Survey: Real estate continues to be most favored investment as stock appeal wanes

Real estate continues to be the most favorable long-term investment option among Americans, according to a traditional Gallup poll. The survey found a major drop in the share of respondents considering the stock market to be a good investment, reflecting the steep drop in the stock market during the COVID-19 pandemic. The share of respondents favoring real estate investment was also more than twice the share of respondents who preferred gold or savings accounts.

In the annual Economy and Personal Finance survey, which polled 1,017 people in the first two weeks of April, 35 percent said they considered real estate to be the best long-term investment when presented with this option, bonds, gold, savings accounts or CDs, and stocks or mutual funds. The share considering real estate to be the best investment has stayed relatively unchanged since 2016.

Twenty-one percent said they consider stocks and mutual funds to be the best investment option, down 6 percentage points from the previous year. This also marked the lowest share since 2012.

Seventeen percent believed savings accounts and CDs to be the best investment option, while 16 percent favored gold. Just 8 percent thought bonds were an optimal long-term investment. However, Gallup noted how there has been a collective 7 percentage point increase in respondents favoring these non-stock options compared to 2019.

Middle-income respondents' outlook on the stock market was relatively unchanged, while those in the highest and lowest income ranges viewed stocks less favorably. One-quarter of those earning $40,000 to $99,999 a year thought stocks were the best investment option, down just 1 percentage point from the previous year. Thirty-one percent of those earning $100,000 or more, along with 12 percent of those earning less than $40,000, considered stocks to be the best long-term investment – down 9 percentage points from the previous year in both groups.

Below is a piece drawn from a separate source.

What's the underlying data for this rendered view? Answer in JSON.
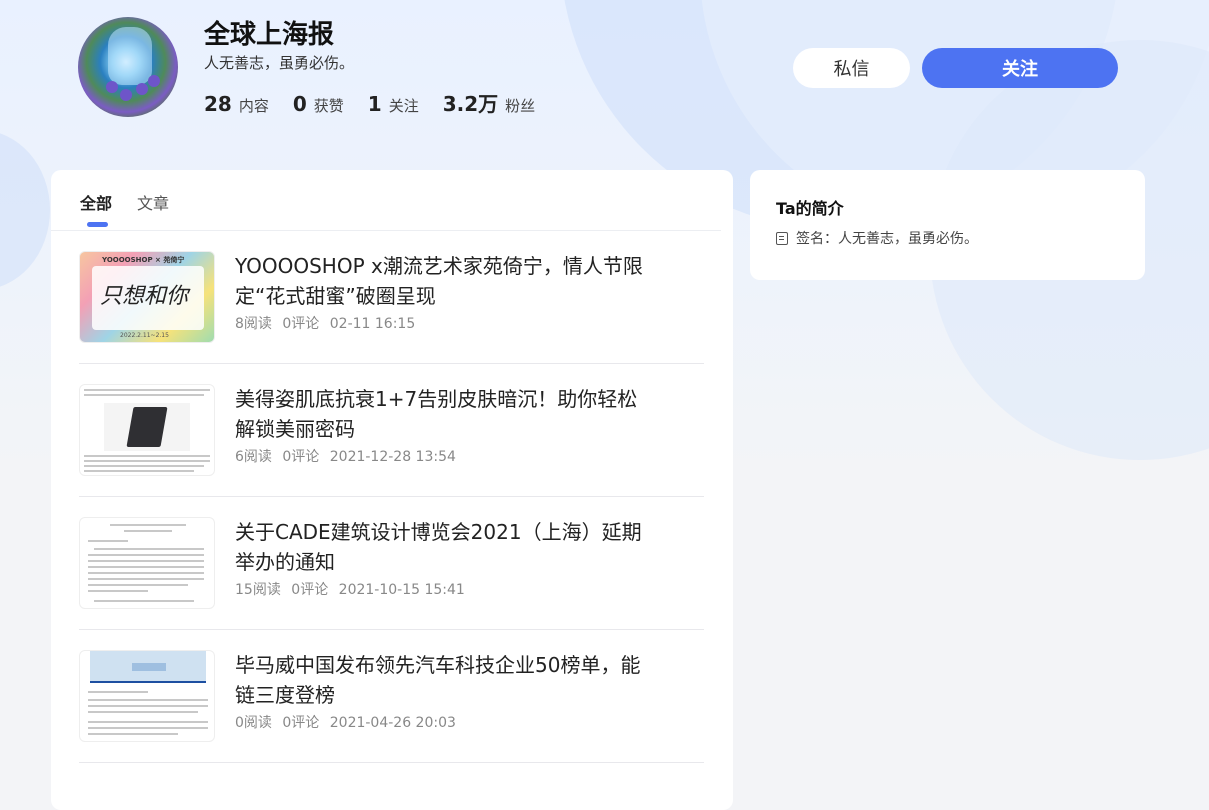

Stock ownership remained stable, with 55 percent saying they were invested in the stock market through a stock, mutual fund, IRA, or 401(k). This share was unchanged since 2018, but remained lower than pre-recession levels.

Over the course of the survey's history, respondents have varied on whether they considered investing in the stock market to be a good idea or a bad one. A peak of 58 percent in 1999 said they considered it would be a good idea to invest in the market if they had $1,000 to spend, but following the dot-com bust this trend reversed and 60 percent said they thought stock market investment was a bad idea. Respondents were split on the question of investing in the stock market in the following years, but the survey issued after the 2008 stock market crash found that 62 percent of respondents believed stocks were a bad investment.

Respondents have been evenly divided in the past decade on whether it would be a good idea or bad idea to invest in the stock market if they had $1,000 to spend. In the most recent survey, 49 percent considered it a bad idea while 48 percent thought it was a good idea. Those with higher incomes or with money already invested in the market were most likely to consider stocks a good investment.

At the height of the Great Recession, gold was the preferred investment option as respondents generally considered real estate and stocks to be too risky. In 2011, 34 percent thought gold was the best long-term investment, while 19 percent named real estate and 17 percent named stocks. Gold remained the top choice in 2012, but real estate regained the top spot in 2012.